Гроб с мадам Капо наконец опустили в могилу и засыпали землей, выбраться оттуда невозможно, полемика о том, умерла она или нет, завершилась; проживи мы еще хоть сотню лет, мы больше никогда не увидим, как она выходит на Главную улицу и предлагает грязные услуги своих сыновей, презрительно подразумевая, что в них кто-нибудь нуждается, и воображая, что у каждого жителя Вакханаля такие же мысли, как у нее, пусть себе говорят, можно заполучить Сорвиголову к себе в постель один раз, а не повторять этот фарс семь ночей в неделю, не все же богаты как Крез, губы ее произносили: Доброго дня, но сердце твердило: Идите ко мне, милые денежки, не надо быть психоаналитиком, чтобы об этом догадаться, баба, помешанная на профите, которая никогда не спала ни с одним из своих сыновей, ведь все мальчики хотят переспать с матерью — все, кроме сыновей Капо, которые, впрочем, не брезгуют никем, они знали, что лучше ей воздерживаться, чем выложить хоть один сантим, она мечтала, чтобы ее похоронили вместе с ее капиталами и чтобы те не достались никому, так и было написано в завещании, но Капо выступил против, он не собирался потакать расхитителям могил, при жизни он, пожалуй, даже отправил бы мадам Капо на каторгу, но после ее смерти больше незачем гоношиться — лучше теперь переключить внимание на мадмуазель Робика.

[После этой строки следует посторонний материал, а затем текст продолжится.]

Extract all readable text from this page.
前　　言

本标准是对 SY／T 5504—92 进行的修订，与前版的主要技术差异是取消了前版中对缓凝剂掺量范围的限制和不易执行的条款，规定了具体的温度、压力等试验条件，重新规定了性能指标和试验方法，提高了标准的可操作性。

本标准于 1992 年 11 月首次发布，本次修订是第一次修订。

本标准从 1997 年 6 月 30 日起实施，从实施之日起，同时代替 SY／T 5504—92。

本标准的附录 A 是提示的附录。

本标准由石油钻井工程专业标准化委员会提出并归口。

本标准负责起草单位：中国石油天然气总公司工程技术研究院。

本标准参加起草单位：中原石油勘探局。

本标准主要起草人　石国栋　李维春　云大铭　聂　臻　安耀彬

О вкусах и цветах спорят, всегда найдется тот, кто назовет самого красивого паренька на свете страшненьким, но мадмуазель Робика — случай особый, с давних пор все единодушно считали ее безобразной, красота обладает собственным шармом, и в своем положении Робика научилась обходиться без парней, с четырнадцати лет она вкалывала в писчебумажном магазине за нищенскую зарплату, как тупая жертва эксплуатации, при том что этот магазин вряд ли достался бы ей в наследство, Робичиху оставляли одну с утра до вечера и с вечера до утра — чтоб мы так жили. Ну и ни в коем разе нельзя было гладить ее по волосам — в ладони оставалась целая пригоршня, Робичиха облысела еще в восемнадцать, но накопила на консультацию у сволоченского специалиста, который сказал, что это пустяки, гормональный дисбаланс или типа того, и выписал лекарство — вонючий лосьон, которым нужно было опрыскивать себя три раза в день, когда она случайно забывала окропиться, все это замечали — от нее по-другому пахло, над ней издевались, но лечение имело громадный успех, хоть и подействовало на все тело сразу, кожа загрубела и покрылась расщелинами, мадмуазель Робика пожаловалась, но сволоченский специалист возразил, что тут уж ничего не поделаешь, это наследственное, легко сказать — попробуй теперь выясни, кем были родители сироты и виноват ли слишком сухой вакханальский климат, а поскольку мадмуазель Робика вообще-то была ужасно рада, что у нее снова отросли волосы, и отстаивала свои права чисто для вида, рассчитывая получить в будущем скидку, то больше ничего не оставалось, пришлось переплатить, но домой она вернулась удовлетворенная, потом доктор Скот уверял, что, обратись она к нему, он сумел бы ограничить действие поверхностью головы, однако доктор блефовал, потому что во время этих событий еще не занимался практикой, а только учился на врача, так что не было и речи о том, чтобы кого-нибудь лечить, а если, несмотря ни на что, он кого-то и лечил, то только не мадмуазель Робика, которая была для него бедновата, а если бы даже он ее лечил, то уж точно не вылечил бы, ведь это же бездарь, которая ни разу никого не вылечила, простой сельский врач, сидящий на шее у больных и ни в чем толком не разбирающийся, дети у него жирные и от лекарств для похудения, которыми он их пичкает, только еще больше жирнеют, такой папочка вечно весь на нервах — клиенты желают ему поскорее загнуться от рака.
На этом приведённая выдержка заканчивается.